Lesson #2: Love is the answer (to a LOT of questions)

October 31, 2013: Why is this date so important? It’s Halloween? It’s the day after the Red Sox won the World Series at Fenway Park? These are important, however for me the significance is that this would have been my Mom’s 83rd birthday, so it’s the perfect day to share Lesson #2: Love is the answer! There are so many vital lessons Mom and Dad taught me throughout my life, but the importance of love, unconditional love, is likely the foundation for all good things in my life. I am who I am because you loved me Mom, no doubt about it! I believe the gift of unconditional love gives you the best chance of loving yourself and others and that this is a key to a happy and fulfilled life.

Ever wondered why most songs are written about love? I was listening to some music yesterday, and Wynonna Judd’s song “It All Comes Down to Love” came on and really made me think of Mom. The lyrics say “there is only one answer, it all comes down to love”. This love starts with loving yourself, which can be harder than loving others for many. Mom was my biggest fan, even when I wasn’t a big fan of myself. Her steadfast and unconditional love gave me the basis to learn to love myself and then others unconditionally. Love from and for others, whether it be with your God, family, friends, partners, or pets adds depth and meaning to our existence in ways that are hard to put into words. Love makes the highs higher, helps keep the lows minimal, and makes the unimaginable manageable.

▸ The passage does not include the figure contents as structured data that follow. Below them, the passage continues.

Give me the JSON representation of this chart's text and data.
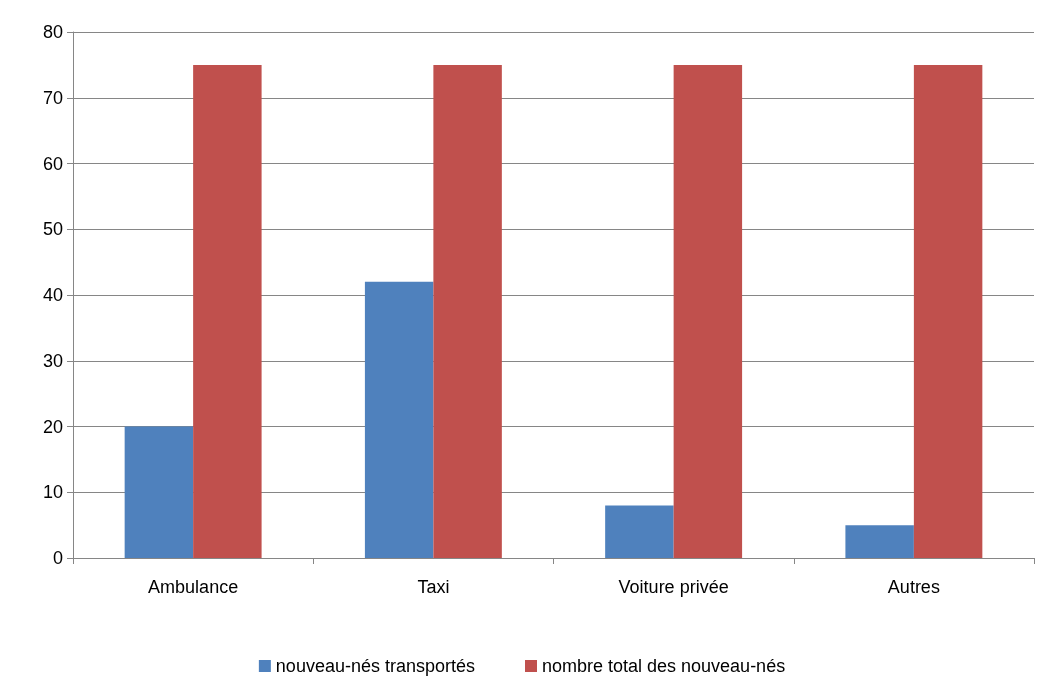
{
  "chart_data": {
    "type": "bar",
    "categories": [
      "Ambulance",
      "Taxi",
      "Voiture privée",
      "Autres"
    ],
    "series": [
      {
        "name": "nouveau-nés transportés",
        "color": "#4f81bd",
        "values": [
          20,
          42,
          8,
          5
        ]
      },
      {
        "name": "nombre total des nouveau-nés",
        "color": "#c0504d",
        "values": [
          75,
          75,
          75,
          75
        ]
      }
    ],
    "ylim": [
      0,
      80
    ],
    "yticks": [
      0,
      10,
      20,
      30,
      40,
      50,
      60,
      70,
      80
    ],
    "grid": "y",
    "legend": "bottom"
  }
}
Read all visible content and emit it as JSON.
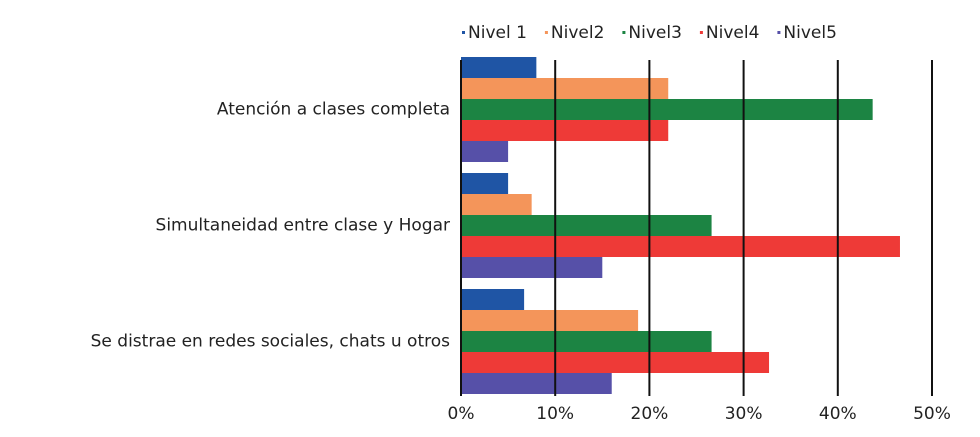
{
  "chart_data": {
    "type": "bar",
    "orientation": "horizontal",
    "categories": [
      "Atención a clases completa",
      "Simultaneidad entre clase y Hogar",
      "Se distrae en redes sociales, chats u otros"
    ],
    "series": [
      {
        "name": "Nivel 1",
        "color": "#1f55a5",
        "values": [
          8,
          5,
          6.7
        ]
      },
      {
        "name": "Nivel2",
        "color": "#f4955a",
        "values": [
          22,
          7.5,
          18.8
        ]
      },
      {
        "name": "Nivel3",
        "color": "#1c8443",
        "values": [
          43.7,
          26.6,
          26.6
        ]
      },
      {
        "name": "Nivel4",
        "color": "#ee3a37",
        "values": [
          22,
          46.6,
          32.7
        ]
      },
      {
        "name": "Nivel5",
        "color": "#5650a8",
        "values": [
          5,
          15,
          16
        ]
      }
    ],
    "xlim": [
      0,
      50
    ],
    "xticks": [
      {
        "value": 0,
        "label": "0%"
      },
      {
        "value": 10,
        "label": "10%"
      },
      {
        "value": 20,
        "label": "20%"
      },
      {
        "value": 30,
        "label": "30%"
      },
      {
        "value": 40,
        "label": "40%"
      },
      {
        "value": 50,
        "label": "50%"
      }
    ],
    "grid": true,
    "legend": "top"
  }
}
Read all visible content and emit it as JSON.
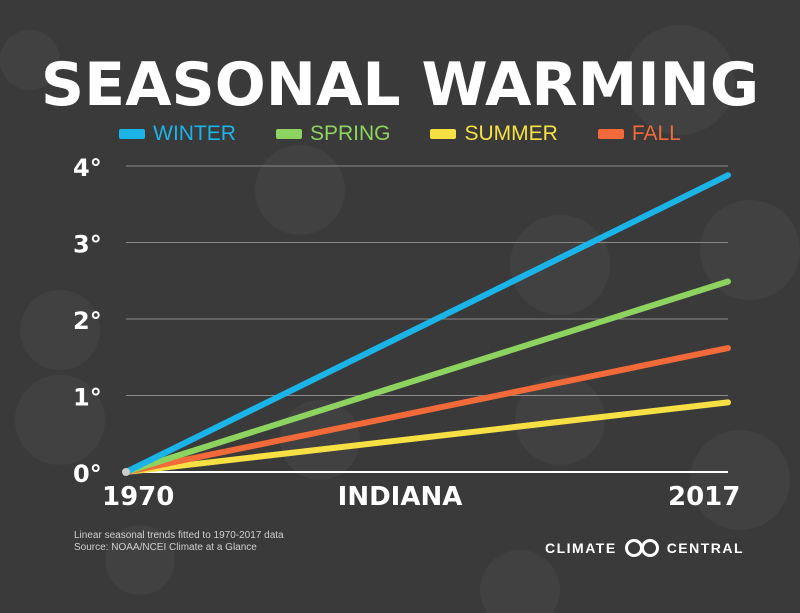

I know some weren’t as blessed as I was to have this unconditional love from my Mom and Dad, but this doesn’t mean you can’t give it to yourself, or find it in others so please don’t give up, it’s worth the effort. There are others who may avoid love to avoid the pain of loss, so listen up. The saying “it is better to have love and lost than not to have loved at all” is so very true, I know this first hand. Losing my Mom and my wife Judy within 6 months of each other will likely be the worst thing that will ever happen to me, however the kind and depth of love I had with each of them I didn’t even know existed until I experienced it. I’m not saying the loss isn’t incredibly painful; I’m saying the benefits outweigh the risks. In addition, they might be gone, but their love continues to enrich my life each day. That can never be taken away.

Love enriches life on it’s own, but it also provides other feelings that make the benefits exponentially better, like a feeling of safety. Quite frankly, I think feeling safe is only second to feeling loved. The importance of feeling safe was highlighted in caring for Judy and Mom towards the end of their lives. Both of these amazingly courageous and gracious women expressed that feeling safe and loved was always important, but now helped them not fear death. If you have a good circle of love around you and you feel safer and with less fear, you just might live life more fully because of that “safety net” of love. See how this works? It’s like this cascading set of feelings that support who you are and what you might be in this earthly life, and that all begins with love.

Happy Birthday Mom! No matter what the question, your love was and is my answer!

Ponder this: Who provides you the most love in your life? What does that love mean for you? Do they know this ? What might be missing in your life? How could love of yourself and from others, change this?